Dessa forma, completamente inócua a pretensão estatal em exigir a COFINS das sociedades civis prestadoras de serviço regulamentado, formadas exclusivamente por profissionais residentes no Brasil e devidamente registradas no Registro de Pessoas Jurídicas (que são as condições previstas no art. 1º do Decreto-lei 2.397/87) em toda a história da instituição da exação, estando em total desacordo com os princípios norteadores do sistema tributário pátrio, devendo portanto ser declarada a ilegalidade de sua exigência e a inexistência de obrigatoriedade em recolhê-la, constituindo direito líquido e certo daquelas entidades a obtenção da repetição dos valores indevidamente pagos, dignificando o Estado Democrático de Direito e contemplando assim os princípios basilares da Constituição Cidadã como a mais perfeita forma de garantia dos direitos individuais, consubstanciada nos preceitos do nobilíssimo princípio da legalidade que com muita luta fora conquistado e reconhecido ao longo da história mundial.
Notas:
(1) FERRARI, Renato. Em Busca da Paz Tributária, Cia Melhoramentos, São Paulo, 1996, p. 44.
(2) Derrama. (dir. português) No antigo direito português assim se chamava o imposto lançado sobre todos para suprir gastos extraordinários. Imposto “derramado” sobre todos. (SOIBELMAN, Leib. “Enciclopédia do Advogado”, 4ª Edição, Rio – Estácio de Sá, Rio de Janeiro, 1983).
(3) “…Em 1808, com a ocupação de Portugal pelos frnaceses, D. João é obrigado a vir para o Brasil com toda a Corte portuguesa. Este fato acarreta novas e altas despesas para a Colônia. Para cobri-las, os impostos foram aumentados e com eles, as tensões coloniais. A insatisfação generalizou-se desde a alta aristocracia até as camadas mais populares, enquanto as idéias francesas circulavam, fermentando e impulsionando as manifestações antilusitanas. (COSTA, Luís César Amad. História do Brasil, Scipione, 4ª edição, São Paulo, 1992, p. 100).
(4) Ainda temos juízes em Berlim. Outras versões: “Sim, se não houvesse juízes em Berlim” ou “Ainda há juízes em Berlim”. Serve para exprimir a crença na força da justiça e origina-se da seguinte anedota: Frederico II o Grande (1712-1786), rei da Prússia, desejava comprar o moinho que o impedia de alargar o parque de Sans-Souci, mas o moleiro mantinha-se irredutível em não querer cedê-lo por nenhum preço. O rei deu-lhe a entender que podia forçá-lo à venda, recebendo então a resposta que ficou nos anais da história. (Op. Cit. 2).

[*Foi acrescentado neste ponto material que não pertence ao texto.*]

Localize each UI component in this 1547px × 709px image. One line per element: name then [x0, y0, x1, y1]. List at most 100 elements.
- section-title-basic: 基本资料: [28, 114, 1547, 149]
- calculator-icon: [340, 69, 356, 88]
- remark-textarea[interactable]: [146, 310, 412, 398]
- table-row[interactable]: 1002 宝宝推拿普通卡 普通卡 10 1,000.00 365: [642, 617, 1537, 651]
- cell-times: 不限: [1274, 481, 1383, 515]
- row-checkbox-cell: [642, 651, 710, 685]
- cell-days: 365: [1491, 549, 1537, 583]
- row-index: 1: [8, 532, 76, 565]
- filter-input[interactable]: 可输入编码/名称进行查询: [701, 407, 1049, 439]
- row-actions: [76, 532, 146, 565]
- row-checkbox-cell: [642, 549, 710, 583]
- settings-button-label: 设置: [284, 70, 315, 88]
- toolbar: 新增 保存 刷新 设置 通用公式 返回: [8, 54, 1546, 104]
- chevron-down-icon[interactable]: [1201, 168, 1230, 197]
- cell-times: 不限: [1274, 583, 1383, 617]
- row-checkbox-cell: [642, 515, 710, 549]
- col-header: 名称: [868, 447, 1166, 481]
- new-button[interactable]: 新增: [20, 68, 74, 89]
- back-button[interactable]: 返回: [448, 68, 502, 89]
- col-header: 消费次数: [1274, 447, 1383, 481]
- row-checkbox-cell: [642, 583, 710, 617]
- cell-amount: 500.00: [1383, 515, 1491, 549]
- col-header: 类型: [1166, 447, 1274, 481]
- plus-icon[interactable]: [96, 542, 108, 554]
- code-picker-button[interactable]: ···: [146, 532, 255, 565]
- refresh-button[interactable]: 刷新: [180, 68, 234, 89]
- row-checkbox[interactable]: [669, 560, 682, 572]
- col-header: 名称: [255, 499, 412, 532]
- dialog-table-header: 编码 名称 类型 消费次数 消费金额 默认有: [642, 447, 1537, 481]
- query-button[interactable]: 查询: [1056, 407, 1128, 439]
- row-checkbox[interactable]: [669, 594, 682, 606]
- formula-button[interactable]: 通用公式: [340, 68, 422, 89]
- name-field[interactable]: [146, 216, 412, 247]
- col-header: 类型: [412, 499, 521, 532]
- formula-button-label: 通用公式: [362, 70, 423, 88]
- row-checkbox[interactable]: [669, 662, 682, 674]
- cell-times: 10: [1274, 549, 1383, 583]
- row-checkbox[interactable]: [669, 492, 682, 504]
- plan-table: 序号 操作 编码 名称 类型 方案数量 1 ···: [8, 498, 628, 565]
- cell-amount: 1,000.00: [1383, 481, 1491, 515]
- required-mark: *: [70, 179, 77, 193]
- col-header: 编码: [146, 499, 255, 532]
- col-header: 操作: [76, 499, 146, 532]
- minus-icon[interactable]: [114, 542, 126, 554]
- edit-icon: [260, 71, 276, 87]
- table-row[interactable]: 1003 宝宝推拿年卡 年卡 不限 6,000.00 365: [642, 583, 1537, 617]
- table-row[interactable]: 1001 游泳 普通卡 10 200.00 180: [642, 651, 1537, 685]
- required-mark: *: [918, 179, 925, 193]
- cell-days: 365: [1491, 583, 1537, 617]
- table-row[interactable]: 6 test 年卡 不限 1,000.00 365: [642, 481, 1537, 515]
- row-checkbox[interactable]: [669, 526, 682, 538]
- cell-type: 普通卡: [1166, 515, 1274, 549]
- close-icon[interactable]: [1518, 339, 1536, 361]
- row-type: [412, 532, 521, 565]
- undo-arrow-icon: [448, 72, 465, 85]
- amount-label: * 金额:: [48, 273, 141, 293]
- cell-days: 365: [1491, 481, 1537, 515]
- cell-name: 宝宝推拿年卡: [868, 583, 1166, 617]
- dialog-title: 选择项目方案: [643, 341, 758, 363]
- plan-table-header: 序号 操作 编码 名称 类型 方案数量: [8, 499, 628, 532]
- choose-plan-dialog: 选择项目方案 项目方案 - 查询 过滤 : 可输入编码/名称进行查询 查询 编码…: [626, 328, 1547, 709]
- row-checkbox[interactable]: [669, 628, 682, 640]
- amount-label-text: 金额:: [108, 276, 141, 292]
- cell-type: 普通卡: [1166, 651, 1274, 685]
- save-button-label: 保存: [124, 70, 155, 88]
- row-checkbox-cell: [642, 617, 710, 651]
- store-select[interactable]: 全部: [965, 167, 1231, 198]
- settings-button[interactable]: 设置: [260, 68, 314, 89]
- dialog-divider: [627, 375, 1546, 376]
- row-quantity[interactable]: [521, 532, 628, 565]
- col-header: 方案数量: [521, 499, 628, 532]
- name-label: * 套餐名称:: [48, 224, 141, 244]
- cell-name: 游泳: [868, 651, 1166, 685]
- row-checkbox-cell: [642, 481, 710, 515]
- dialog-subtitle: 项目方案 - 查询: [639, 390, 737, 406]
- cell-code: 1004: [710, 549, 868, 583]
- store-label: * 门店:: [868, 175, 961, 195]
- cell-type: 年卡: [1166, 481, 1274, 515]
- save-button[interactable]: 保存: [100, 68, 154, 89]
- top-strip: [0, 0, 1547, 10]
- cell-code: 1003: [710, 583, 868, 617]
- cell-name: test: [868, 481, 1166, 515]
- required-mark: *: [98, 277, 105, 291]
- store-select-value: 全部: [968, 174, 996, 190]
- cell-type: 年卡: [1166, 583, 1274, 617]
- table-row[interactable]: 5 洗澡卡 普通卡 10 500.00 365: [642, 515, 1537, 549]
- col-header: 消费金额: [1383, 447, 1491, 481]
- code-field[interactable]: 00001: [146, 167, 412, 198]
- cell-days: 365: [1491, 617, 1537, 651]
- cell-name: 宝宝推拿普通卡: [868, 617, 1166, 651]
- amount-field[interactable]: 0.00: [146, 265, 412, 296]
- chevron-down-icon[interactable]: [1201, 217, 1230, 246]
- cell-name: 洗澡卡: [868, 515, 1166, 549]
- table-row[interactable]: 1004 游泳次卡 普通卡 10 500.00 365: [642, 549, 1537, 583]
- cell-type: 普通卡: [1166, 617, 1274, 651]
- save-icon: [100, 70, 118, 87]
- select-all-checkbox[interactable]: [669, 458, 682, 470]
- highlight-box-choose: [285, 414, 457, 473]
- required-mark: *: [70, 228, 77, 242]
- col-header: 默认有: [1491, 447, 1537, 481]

(5) Parecer Normativo 03/94: “12 – Por conseguinte, a sociedade civil que optar por um dos regimes de tributação de que trata o art. 2º da Lei 8.541/92 (lucro real ou presumido) abdicando do regime de tributação previsto no art. 1º do Decreto-lei nº 2.397/87, será enquadrado como contribuinte do imposto de renda das pessoas jurídicas e, conforme definição dada pelo art. 1º da Lei Complementar 70/91, é sujeito passivo da Contribuição Social para o Financiamento da Seguridade Social (COFINS).” (apud Diego Galbinsk in “A COFINS das sociedades prestadoras de serviços profissionais legalmente regulamentados”, Informativo IOB, nº 20/99, p. 604).
(6) SILVA, José Afonso da. O Prefeito e o Município. 2ª edição, 1977, Fundação Prefeito Faria Lima, p. 157.
(7) Comentários à Constituição de 1988, Forense Universitária, 1991, Vol. V, p. 2.712.
(8) Lei Complementar na Constituição. RT 1971, p. 29.